I shall try to say something about V-2, the German rockets that have fallen on several widely scattered points in England. The Germans, as usual, made the first announcement and used it to blanket the fact that Hitler failed to make his annual appearance at the Munich beer cellar. The German announcement was exaggerated and inaccurate in some details, but not in all. For some weeks those of us who had known what was happening had been referring to these explosions, clearly audible over a distance of 15 miles, as “those exploding gas mains.” It is impossible to give you any reliable report on the accuracy of this weapon because we don’t know what the Germans have been shooting at. They have scored some lucky and tragic hits, but as Mr. Churchill told the House of Commons, the scale and the effects of the attack have not hitherto been significant.

That is, of course, no guarantee that they will not become so. This weapon carries an explosive charge of approximately one ton. It arrives without warning of any kind. The sound of the explosion is not like the crump of the old-fashioned bomb, or the flat crack of the flying bomb; the sound is perhaps heavier and more menacing because it comes without warning. Most people who have experienced war have been saved repeatedly by either seeing or hearing; neither sense provides warning or protection against this new weapon.

These are days when a vivid imagination is a definite liability. There is nothing pleasant in contemplating the possibility, however remote, that a ton of high explosive may come through the roof with absolutely no warning of any kind. The penetration of these rockets is considerably greater than that of the flying bomb, but the lateral blast effect is less.

There are good reasons for believing that the Germans are developing a rocket which may contain as much as eight tons of explosives. That would be eight times the size of the present rocket, and, in the opinion of most people over here, definitely unpleasant. These rockets have not been arriving in any considerable quantity, and they have not noticeably affected the nerves or the determination of British civilians. But it would be a mistake to make light of this new form of bombardment. Its potentialities are largely unknown.

German science has again demonstrated a malignant ingenuity which is not likely to be forgotten when it comes time to establish controls over German scientific and industrial research. For the time being, those of you who may have family or friends in these “widely scattered spots in England” need not be greatly alarmed about the risks to which they are exposed.

“Well, I suppose that might make some American mothers sleep a little easier if they’ve got someone in London. Mr. Murrow is usually right. But still, I’d like to hear from some Londoners who’ve been hit by those V-2’s, wouldn’t you?”

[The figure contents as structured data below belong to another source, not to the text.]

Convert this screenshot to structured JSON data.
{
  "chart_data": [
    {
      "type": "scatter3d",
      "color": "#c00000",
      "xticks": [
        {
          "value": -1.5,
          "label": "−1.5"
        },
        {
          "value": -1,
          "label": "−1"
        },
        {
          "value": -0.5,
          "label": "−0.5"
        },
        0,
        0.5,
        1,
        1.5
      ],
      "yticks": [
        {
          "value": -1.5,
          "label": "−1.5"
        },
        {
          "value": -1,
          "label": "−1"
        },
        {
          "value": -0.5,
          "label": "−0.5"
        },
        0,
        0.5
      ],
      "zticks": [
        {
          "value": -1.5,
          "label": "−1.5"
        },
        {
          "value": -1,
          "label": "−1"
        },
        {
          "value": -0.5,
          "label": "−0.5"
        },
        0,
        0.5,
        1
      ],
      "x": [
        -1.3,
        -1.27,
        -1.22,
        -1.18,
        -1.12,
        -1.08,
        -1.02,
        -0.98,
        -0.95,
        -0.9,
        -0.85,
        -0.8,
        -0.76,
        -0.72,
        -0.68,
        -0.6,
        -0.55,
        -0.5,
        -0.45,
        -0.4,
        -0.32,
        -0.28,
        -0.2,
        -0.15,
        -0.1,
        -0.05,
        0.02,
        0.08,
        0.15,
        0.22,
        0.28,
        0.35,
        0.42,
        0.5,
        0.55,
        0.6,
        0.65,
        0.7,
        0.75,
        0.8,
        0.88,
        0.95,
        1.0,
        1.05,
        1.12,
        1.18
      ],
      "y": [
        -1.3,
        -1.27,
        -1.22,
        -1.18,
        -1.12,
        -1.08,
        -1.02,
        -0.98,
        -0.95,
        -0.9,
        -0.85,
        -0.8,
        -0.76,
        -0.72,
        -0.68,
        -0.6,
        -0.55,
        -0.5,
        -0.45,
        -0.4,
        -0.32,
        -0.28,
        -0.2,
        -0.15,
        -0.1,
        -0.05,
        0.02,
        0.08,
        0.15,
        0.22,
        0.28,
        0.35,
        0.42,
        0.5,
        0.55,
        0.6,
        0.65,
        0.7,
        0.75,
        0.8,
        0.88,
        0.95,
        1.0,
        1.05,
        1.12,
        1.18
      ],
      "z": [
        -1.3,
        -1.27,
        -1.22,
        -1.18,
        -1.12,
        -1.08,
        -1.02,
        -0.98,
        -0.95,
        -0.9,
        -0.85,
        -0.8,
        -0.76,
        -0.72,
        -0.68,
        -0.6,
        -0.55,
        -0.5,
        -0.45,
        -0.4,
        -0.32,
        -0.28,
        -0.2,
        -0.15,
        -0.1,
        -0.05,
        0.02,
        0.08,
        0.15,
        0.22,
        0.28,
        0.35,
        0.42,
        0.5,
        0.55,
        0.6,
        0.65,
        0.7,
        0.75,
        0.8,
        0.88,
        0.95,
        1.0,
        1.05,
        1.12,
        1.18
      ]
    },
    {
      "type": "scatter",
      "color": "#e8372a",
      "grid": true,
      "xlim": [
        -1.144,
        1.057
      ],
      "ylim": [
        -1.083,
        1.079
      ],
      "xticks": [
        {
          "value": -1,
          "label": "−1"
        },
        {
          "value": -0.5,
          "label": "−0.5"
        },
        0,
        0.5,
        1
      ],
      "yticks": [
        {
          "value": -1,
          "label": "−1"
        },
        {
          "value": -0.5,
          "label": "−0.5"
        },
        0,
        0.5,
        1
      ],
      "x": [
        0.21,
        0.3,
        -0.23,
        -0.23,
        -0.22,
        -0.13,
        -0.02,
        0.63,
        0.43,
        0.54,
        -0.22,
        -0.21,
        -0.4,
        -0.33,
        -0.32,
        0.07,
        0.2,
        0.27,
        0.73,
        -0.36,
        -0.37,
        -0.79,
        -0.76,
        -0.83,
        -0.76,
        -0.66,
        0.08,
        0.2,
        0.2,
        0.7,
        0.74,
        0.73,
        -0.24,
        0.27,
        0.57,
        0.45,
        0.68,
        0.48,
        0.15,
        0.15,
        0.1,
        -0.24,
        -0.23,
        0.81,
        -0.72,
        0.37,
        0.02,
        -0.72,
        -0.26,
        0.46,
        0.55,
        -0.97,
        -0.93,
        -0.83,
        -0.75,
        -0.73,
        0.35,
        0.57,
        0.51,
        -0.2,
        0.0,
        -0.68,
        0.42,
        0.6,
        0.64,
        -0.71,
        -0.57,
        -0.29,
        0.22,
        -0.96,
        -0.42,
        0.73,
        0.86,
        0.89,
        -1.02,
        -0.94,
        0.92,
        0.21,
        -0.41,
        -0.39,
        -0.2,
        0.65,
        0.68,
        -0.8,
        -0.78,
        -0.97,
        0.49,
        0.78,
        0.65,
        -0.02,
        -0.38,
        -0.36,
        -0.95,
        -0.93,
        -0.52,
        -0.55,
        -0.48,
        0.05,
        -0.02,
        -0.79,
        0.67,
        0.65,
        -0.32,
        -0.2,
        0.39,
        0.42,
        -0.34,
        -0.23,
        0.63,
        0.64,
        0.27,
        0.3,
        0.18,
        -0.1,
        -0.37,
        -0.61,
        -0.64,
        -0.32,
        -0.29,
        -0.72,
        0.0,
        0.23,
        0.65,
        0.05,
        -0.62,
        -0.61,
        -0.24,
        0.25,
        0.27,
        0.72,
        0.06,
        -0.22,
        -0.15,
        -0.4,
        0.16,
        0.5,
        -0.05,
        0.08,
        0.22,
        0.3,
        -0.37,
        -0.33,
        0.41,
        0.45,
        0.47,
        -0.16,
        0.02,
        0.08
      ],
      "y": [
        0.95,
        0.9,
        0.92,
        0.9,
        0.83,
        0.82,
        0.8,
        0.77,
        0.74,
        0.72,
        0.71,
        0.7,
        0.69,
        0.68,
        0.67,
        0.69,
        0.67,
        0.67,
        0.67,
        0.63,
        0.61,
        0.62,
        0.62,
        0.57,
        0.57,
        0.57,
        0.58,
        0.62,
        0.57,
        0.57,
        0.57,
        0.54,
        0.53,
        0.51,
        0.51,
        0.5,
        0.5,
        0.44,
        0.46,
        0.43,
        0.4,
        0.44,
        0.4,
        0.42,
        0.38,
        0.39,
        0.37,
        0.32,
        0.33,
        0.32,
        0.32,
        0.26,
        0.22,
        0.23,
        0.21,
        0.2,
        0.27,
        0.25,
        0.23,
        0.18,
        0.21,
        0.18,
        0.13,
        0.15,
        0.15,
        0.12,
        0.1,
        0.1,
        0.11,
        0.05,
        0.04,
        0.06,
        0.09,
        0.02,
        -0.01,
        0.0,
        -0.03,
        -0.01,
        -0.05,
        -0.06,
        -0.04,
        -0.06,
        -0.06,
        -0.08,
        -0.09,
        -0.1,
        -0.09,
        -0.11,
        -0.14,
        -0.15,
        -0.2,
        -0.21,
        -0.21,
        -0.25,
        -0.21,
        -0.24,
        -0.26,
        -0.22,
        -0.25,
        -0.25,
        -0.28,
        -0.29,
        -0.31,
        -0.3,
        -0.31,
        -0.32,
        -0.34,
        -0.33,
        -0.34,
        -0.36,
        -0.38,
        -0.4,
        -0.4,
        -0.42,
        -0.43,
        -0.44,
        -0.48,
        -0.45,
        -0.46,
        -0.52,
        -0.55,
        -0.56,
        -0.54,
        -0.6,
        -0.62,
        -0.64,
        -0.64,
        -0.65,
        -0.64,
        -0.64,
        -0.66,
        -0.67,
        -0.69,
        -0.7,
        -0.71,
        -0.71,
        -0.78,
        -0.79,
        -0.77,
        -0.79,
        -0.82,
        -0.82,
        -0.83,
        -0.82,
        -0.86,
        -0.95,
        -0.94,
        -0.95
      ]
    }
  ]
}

“Sure would, ma’am. To tell y’ the truth, anybody can be used to spread government propaganda these days. You’ve heard about the carrots, haven’t you?”

“Carrots?”

“The British War Office put out the word that eating carrots increases a person’s night vision. Captain Siemons says that’s about as likely as Hitler surrendering tomorrow. The truth is the Ministry’s blowin’ smoke to cover the way their new range and direction finding invention hones in on German bombers. Pinpoints ‘em so the anti-aircraft fellas like John Cunningham, an ace, can shoot ‘em down.”

“What do carrots have to do—”

“They’ve got the A-1 vitamin, see. And A-1 is short for the RAF’s On board Airborne Interception Radar, too. So the Ministry put posters all over the place saying the A-1 in carrots helps their aces shoot down German planes. Eat Carrots...they’ll increase your night vision, just like our aces.”

“Wow. You’re like the Captain—you know a lot.”

“Helps to listen to this baby so often.” Jeremy tapped the radio. “But like my Daddy always says, we gotta take what we hear with a big grain of salt.”

“Carrots—A1 and radar. That’s pretty nifty.”

“Yeah. The captain says, ‘Leave it to the British to play with words.’ But no matter what, ain’t nobody with a smoother voice than Mr. Murrow.”